I've got a lot users in france with the translated GUI and they are fan of the job.

But like you I have other hobbies as  RX antenna design..

Now your project is well known (in France) and probabely the best ever made.

I want now stick on English universal version with the most comprehensive labels.

If you want, send me the full 3.0.0 release for beta-test at f1nsk@wanadoo.fr

I can test all features in good RX conditions and send you my own and serious end users reports.

Thanks for your job and best 73's


Emmanuel SV1BTL

#6
ok Eric. Here is the modified and newer files, but I warn you that it is a beta release and not official. I make changes when I have time, so this is not the final version. I don't know if you'll translate the .svelte files, but although there are not changes for now, maybe there will be later.

Thank you for your offer to be a beta-tester. Maybe also Darko 9A7AOF will be interested to test them as well. You are very welcome to make your tests and suggestions.

The .zip archive includes only the PhantomSDR-Plus/fronent/src files that are changed. They can be applied only from those that already have v.1.7.1. The rest have to update first to this version, so to apply the newer files.

WARNING: THIS IS ONLY A BETA VERSION 3.0.0.

P.S. The SSTV does not work as expected, although test file is decoded without errors

F1NSK

Tks Emmanuel

SSTV decoding need a strong and stable signal.

Perhaps your antenna conditions are not as good as possible.

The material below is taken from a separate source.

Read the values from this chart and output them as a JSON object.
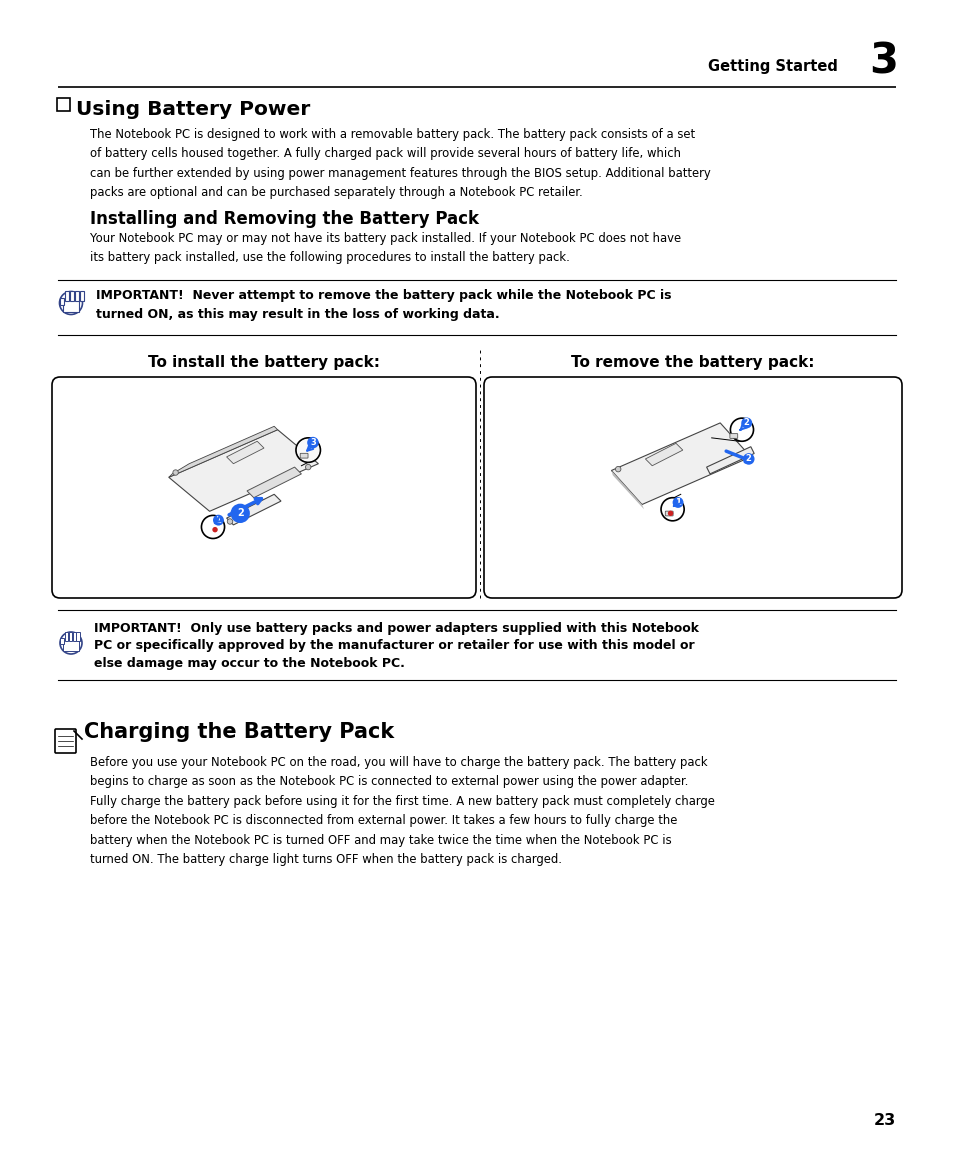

If you have a sufficient aera, try a full size  horizontal loop about 60/80m

Tomorrow I will send you by mail how to make the coupling device.

73's

Emmanuel SV1BTL

Quote from: F1NSK on Today at 06:59 PMSSTV decoding need a strong and stable signal.
No, it is not an antenna problem, but the decoder itself. KIWI with the same antenna is doing much better work on SSTV. I have to check again and again the decoder, to find what is going on!